La mise en flacon de l’éphémère
De fait, Sakamoto est bien vivant, il s’est attelé depuis à des commandes de BO de films (The Revenant) et projette de reprendre une partie de ses collaborations laissées en chantier, que ce soit avec l’électronicien minimaliste allemand Carsten Nicolai, alias Alva Noto (quatre albums depuis 2002), ou sur le front brésilien avec l’arrangeur et compositeur Jacques Morelenbaum, voire avec Yellow Magic Orchestra.
Mais Async, son premier album de compositions originales depuis Out of Noise (2009), reste empreint de ce cérémonial des dernières sensations, des parfums capturés de peur qu’ils ne se sauvent, de ces rituels très japonais de la mise en flacon de l’éphémère, du furtif, à l’heure où sonne la fin de tous les printemps.
“Ce qui s’est passé depuis huit ans, Fukushima, mon cancer, sont des événements graves qui restent intimement liés pour moi. Il s’agit de questions qui ont trait à la vie et à la mort, au conflit entre la nature et la condition humaine, et cette gravité qui s’est emparée de moi m’a amené à penser cet album comme le dernier.”

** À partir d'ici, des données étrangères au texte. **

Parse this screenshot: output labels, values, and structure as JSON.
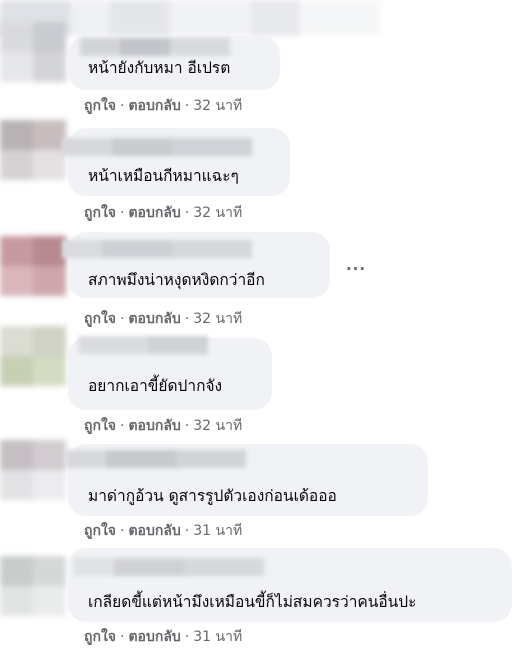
{
  "comments": [
    {
      "text": "หน้ายังกับหมา อีเปรต",
      "actions": {
        "like": "ถูกใจ",
        "reply": "ตอบกลับ",
        "time": "32 นาที"
      }
    },
    {
      "text": "หน้าเหมือนกีหมาแฉะๆ",
      "actions": {
        "like": "ถูกใจ",
        "reply": "ตอบกลับ",
        "time": "32 นาที"
      }
    },
    {
      "text": "สภาพมึงน่าหงุดหงิดกว่าอีก",
      "actions": {
        "like": "ถูกใจ",
        "reply": "ตอบกลับ",
        "time": "32 นาที"
      },
      "more_icon": "more-horizontal-icon"
    },
    {
      "text": "อยากเอาขี้ยัดปากจัง",
      "actions": {
        "like": "ถูกใจ",
        "reply": "ตอบกลับ",
        "time": "32 นาที"
      }
    },
    {
      "text": "มาด่ากูอ้วน ดูสารรูปตัวเองก่อนเด้อออ",
      "actions": {
        "like": "ถูกใจ",
        "reply": "ตอบกลับ",
        "time": "31 นาที"
      }
    },
    {
      "text": "เกลียดขี้แต่หน้ามึงเหมือนขี้ก็ไม่สมควรว่าคนอื่นปะ",
      "actions": {
        "like": "ถูกใจ",
        "reply": "ตอบกลับ",
        "time": "31 นาที"
      }
    }
  ],
  "separator": "·",
  "more_label": "···",
  "colors": {
    "bubble": "#f0f2f5",
    "text": "#050505",
    "secondary": "#65676b"
  }
}
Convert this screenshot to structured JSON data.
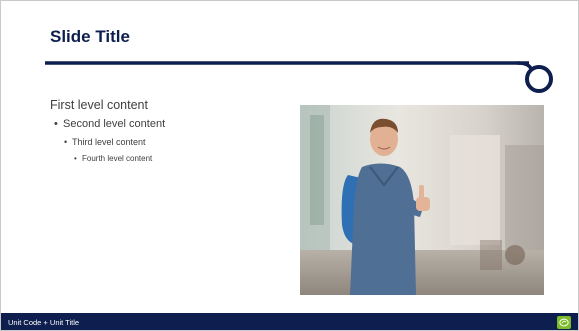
{
  "slide": {
    "title": "Slide Title",
    "content": {
      "first_level": "First level content",
      "second_level": "Second level content",
      "third_level": "Third level content",
      "fourth_level": "Fourth level content"
    },
    "bullet_glyph": "•",
    "footer_text": "Unit Code + Unit Title",
    "colors": {
      "navy": "#0e1f4f",
      "footer_bg": "#0e1f4f",
      "logo_green": "#7dbb2a",
      "body_text": "#404040"
    },
    "photo": {
      "subject": "young man with backpack giving thumbs up",
      "icon": "photo-image"
    },
    "logo": {
      "icon": "green-logo-icon"
    }
  }
}
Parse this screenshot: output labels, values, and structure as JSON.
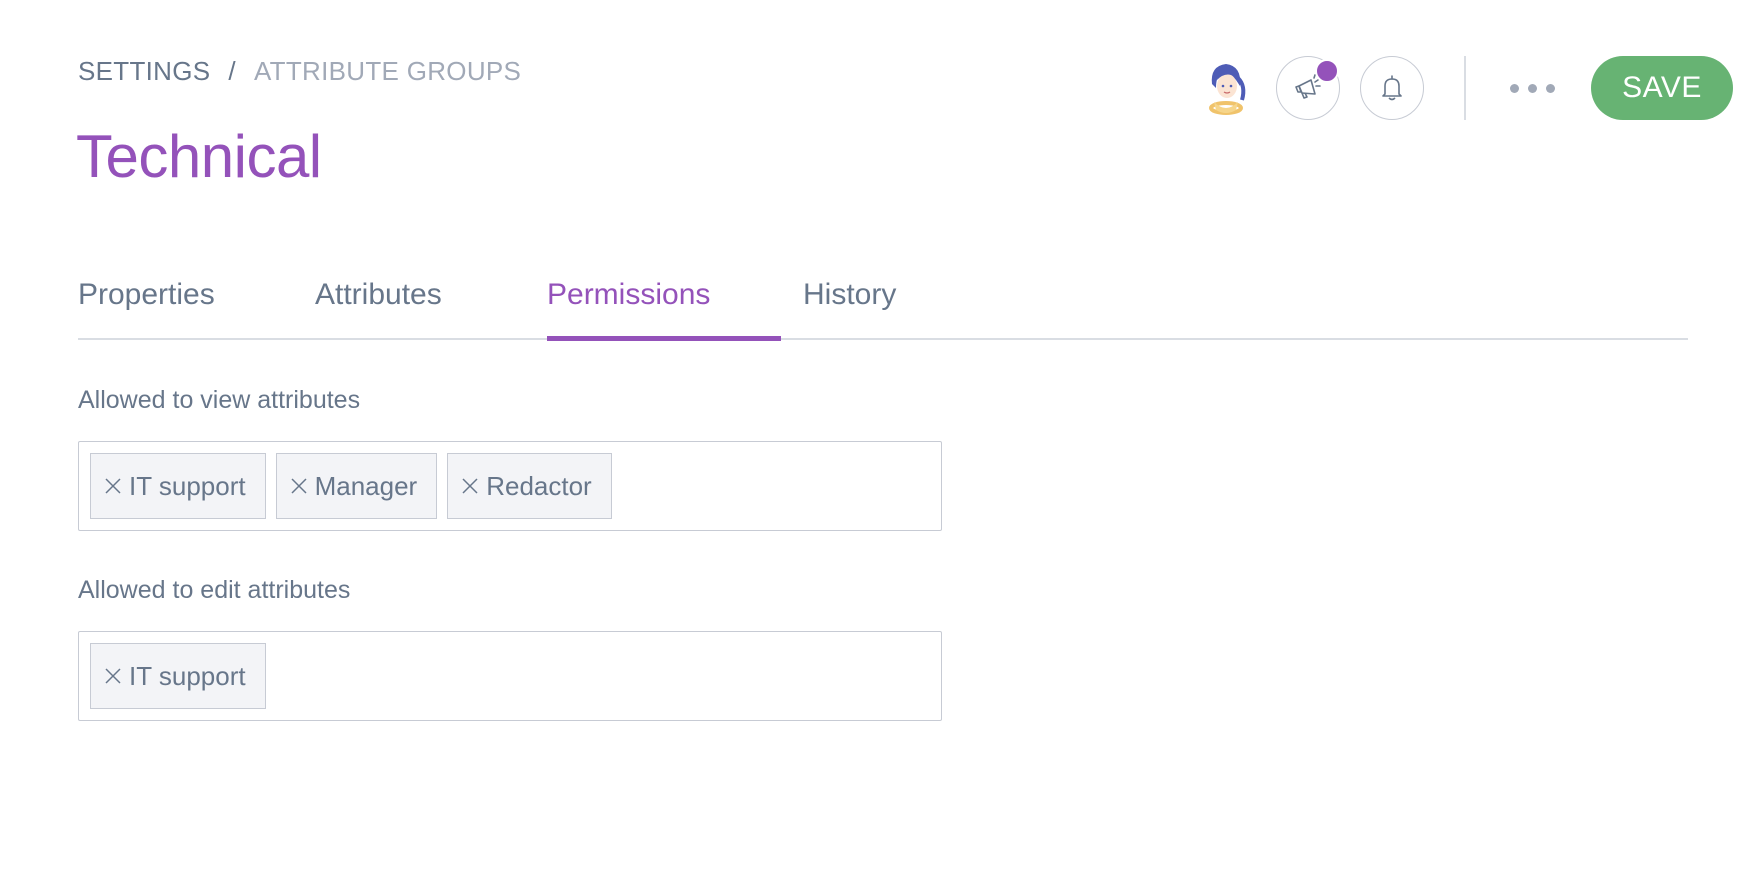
{
  "breadcrumb": {
    "root": "SETTINGS",
    "separator": "/",
    "current": "ATTRIBUTE GROUPS"
  },
  "page_title": "Technical",
  "header": {
    "avatar_icon": "user-avatar-illustration",
    "announcements_icon": "megaphone-icon",
    "notifications_icon": "bell-icon",
    "more_icon": "ellipsis-icon",
    "save_label": "SAVE"
  },
  "tabs": [
    {
      "label": "Properties",
      "active": false
    },
    {
      "label": "Attributes",
      "active": false
    },
    {
      "label": "Permissions",
      "active": true
    },
    {
      "label": "History",
      "active": false
    }
  ],
  "permissions": {
    "view": {
      "label": "Allowed to view attributes",
      "tags": [
        "IT support",
        "Manager",
        "Redactor"
      ]
    },
    "edit": {
      "label": "Allowed to edit attributes",
      "tags": [
        "IT support"
      ]
    }
  },
  "colors": {
    "accent": "#9452ba",
    "save": "#67b373",
    "text": "#67768a",
    "muted": "#a1a9b7",
    "border": "#c7cbd4"
  }
}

« Déconstruire la musique »
Il a ainsi abandonné toutes les pistes ébauchées avant 2014, à l’exception du titre d’ouverture, Andata, un thème nostalgique au piano que viennent perturber la guitare et les programmations de Christian Fennesz. Tout le reste aura fini à la poubelle. Placé au centre de l’album, Fullmoon est une variation en dix langues du texte déchirant que Paul Bowles récite à la fin d’Un thé au Sahara, toujours à propos de l’impérieuse nécessité de jouir des choses de la vie et des beautés de la nature avant qu’elles ne s’effacent.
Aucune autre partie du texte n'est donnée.